Prélèvement du greffon
Le premier temps est celui du prélèvement du greffon. Il est effectué de la même manière que pour une reconstruction du LCA. Une incision verticale en dedans de la tubérosité tibiale antérieure permet de prélever les tendons gracilis et semi-tendinosus. Le prélèvement est effectué à l’aide d’un stripper « queue de cochon », ce qui permet en cas de transplant un peu court de gagner de la longueur en prélevant suffisamment de périoste au moment de la désinsertion finale distale des tendons. Chaque extrémité tendineuse est faufilée à l’aide de fils n° 2 non résorbables de couleurs différentes permettant de repérer chaque tendon. Un endobouton, habituellement de 15 ou 20 mm, est mis en place. Le quadruple transplant est calibré puis mis en pré-tension sur table de tension. Une marque circulaire au stylo stérile à 2 cm de l’extrémité proximale permet un repérage facile ultérieur lors de la progression du transplant dans les tunnels (figure 7).

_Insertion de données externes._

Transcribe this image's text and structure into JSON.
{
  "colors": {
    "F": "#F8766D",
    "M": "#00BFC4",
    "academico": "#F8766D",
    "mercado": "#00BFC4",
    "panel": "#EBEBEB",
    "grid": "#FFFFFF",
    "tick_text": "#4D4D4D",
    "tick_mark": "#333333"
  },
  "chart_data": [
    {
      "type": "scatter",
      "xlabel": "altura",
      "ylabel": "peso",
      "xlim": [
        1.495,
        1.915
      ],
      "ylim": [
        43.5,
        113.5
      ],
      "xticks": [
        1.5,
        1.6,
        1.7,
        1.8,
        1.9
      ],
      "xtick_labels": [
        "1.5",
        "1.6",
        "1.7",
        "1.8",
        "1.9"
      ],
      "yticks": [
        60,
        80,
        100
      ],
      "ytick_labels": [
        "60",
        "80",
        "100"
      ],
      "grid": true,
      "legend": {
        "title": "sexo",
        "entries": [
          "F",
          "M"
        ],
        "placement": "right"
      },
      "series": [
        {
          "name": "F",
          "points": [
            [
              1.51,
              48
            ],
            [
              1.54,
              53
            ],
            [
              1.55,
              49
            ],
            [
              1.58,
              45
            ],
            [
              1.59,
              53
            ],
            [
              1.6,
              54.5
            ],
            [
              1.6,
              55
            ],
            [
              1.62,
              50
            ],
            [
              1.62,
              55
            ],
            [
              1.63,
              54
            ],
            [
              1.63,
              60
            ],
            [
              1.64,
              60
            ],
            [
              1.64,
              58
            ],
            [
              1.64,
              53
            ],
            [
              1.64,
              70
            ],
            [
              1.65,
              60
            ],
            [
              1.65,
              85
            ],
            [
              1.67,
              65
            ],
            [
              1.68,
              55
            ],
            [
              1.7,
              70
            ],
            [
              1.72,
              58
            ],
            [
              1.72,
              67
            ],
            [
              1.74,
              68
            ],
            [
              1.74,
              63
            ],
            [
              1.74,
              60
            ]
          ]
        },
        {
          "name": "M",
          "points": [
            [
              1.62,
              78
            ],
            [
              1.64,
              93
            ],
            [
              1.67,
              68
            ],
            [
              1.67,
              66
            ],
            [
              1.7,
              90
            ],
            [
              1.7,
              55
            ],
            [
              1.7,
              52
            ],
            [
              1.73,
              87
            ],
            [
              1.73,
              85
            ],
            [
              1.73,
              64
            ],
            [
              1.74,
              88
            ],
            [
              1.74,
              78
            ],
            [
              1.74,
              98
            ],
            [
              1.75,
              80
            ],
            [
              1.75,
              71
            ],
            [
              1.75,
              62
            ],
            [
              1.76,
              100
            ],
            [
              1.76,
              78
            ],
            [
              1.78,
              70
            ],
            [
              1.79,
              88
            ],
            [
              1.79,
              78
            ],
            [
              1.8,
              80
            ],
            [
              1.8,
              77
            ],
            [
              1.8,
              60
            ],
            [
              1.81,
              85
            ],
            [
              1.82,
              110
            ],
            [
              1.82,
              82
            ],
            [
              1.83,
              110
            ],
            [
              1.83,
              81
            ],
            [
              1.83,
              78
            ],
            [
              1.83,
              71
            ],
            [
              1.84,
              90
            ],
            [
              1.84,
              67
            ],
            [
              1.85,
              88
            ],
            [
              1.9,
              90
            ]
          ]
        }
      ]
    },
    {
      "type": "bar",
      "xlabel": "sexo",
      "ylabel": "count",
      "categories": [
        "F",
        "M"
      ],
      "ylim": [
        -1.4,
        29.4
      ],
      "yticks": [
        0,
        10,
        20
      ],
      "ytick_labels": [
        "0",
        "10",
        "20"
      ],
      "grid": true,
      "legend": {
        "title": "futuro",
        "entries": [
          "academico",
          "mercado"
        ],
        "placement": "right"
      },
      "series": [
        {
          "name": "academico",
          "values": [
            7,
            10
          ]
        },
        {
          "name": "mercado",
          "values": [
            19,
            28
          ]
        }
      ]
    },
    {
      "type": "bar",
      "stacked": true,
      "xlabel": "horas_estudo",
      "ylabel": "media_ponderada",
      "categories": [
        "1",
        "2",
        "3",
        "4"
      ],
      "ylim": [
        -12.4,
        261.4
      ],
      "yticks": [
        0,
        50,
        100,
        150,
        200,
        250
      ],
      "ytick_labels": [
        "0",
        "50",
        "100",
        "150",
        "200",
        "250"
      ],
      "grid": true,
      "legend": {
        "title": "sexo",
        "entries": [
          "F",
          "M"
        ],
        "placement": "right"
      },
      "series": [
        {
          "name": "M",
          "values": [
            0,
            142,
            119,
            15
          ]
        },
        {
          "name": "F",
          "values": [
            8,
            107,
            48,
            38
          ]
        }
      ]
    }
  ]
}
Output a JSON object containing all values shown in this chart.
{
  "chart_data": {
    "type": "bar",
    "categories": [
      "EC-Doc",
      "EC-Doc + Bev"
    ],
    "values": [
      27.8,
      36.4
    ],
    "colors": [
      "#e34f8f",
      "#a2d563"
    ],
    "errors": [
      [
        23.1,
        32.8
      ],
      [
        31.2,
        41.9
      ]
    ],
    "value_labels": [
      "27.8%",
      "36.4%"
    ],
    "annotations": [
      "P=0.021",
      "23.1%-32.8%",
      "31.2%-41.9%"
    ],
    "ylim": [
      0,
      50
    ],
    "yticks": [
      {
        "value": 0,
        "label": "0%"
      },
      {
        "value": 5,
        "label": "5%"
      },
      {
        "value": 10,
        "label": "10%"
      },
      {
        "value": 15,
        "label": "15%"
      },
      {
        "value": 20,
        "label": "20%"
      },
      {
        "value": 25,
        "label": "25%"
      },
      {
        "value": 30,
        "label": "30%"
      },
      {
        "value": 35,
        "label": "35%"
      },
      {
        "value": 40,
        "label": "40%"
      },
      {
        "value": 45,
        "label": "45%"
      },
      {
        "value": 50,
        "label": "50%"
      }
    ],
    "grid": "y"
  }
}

Figure 7 Préparation du greffon d’ischio-jambiers. Un endobouton, habituellement de 15 ou 20 mm, est mis en place. Le quadruple transplant est calibré puis mis en prétension sur table de tension. Une marque circulaire au stylo stérile à 2 cm de l’extrémité proximale permet un repérage facile ultérieur lors de la progression du transplant dans les tunnels.
Repérage du point fémoral
Deux voies arthroscopiques antéro-latérale et antéro-médiale sont d’abord réalisées. La voie antéro-latérale peut être réalisée de façon habituelle. Il faut prendre garde à ne pas faire la voie antéro-médiale trop médiale, ce qui pourrait rendre difficiles certaines phases ultérieures comme celle de la visualisation arthroscopique lors de la réalisation du tunnel fémoral. Les éventuelles lésions méniscales ou cartilagineuses sont d’abord traitées. Les reliquats du LCP rompu sont excisés. Il faut noter qu’il est plus fréquent d’observer un LCP détendu, d’aspect pathologique, qu’une véritable rupture. L’évaluation du LCA fait partie du bilan intra-articulaire. Elle doit se faire en réduction du tiroir postérieur spontané afin d’éviter de considérer à tort que le LCA est détendu. La future zone d’insertion fémorale du transplant est repérée à ce stade, grâce aux reliquats de ligament. Le but de la reconstruction simple faisceau est de reproduire la portion antéro-latérale du LCP. Le tunnel doit donc être situé dans la portion distale et antérieure du LCP natif. Le point d’entrée de la broche-guide, dans cette technique « in-out », est situé à 5 ou 6 mm de la limite cartilagineuse du condyle médial, à 1 heure pour un genou droit et à 11 heures pour un genou gauche (figure 8). C’est donc bien dans une position assez « haute » au cours de cette vue arthroscopique, genou fléchi à 90°, que le tunnel fémoral doit se situer. Le repérage du point d’entrée est au mieux effectué à l’aide d’un bistouri bipolaire.
Voie postéro-médiale
L’exposition du site d’insertion tibiale est effectuée à l’aide du shaver, du bistouri bipolaire ou de curettes courbes. Ces instruments doivent être constamment orientés vers l’avant. La capsule est désinsérée du tibia jusqu’à voir les fibres du muscle poplité. Cette capsulotomie permet de mieux positionner le guide et il a été montré qu’elle augmentait la distance entre l’insertion tibiale du LCP et le paquet vasculo-nerveux [3]. Elle expose en revanche au risque de syndrome de loge, en particulier dans les cas aigus. C’est la raison pour laquelle elle ne doit être effectuée que juste avant la réalisation du tunnel tibial et que la pression de l’arthro-pompe doit être contrôlée (50 mmHg maximum).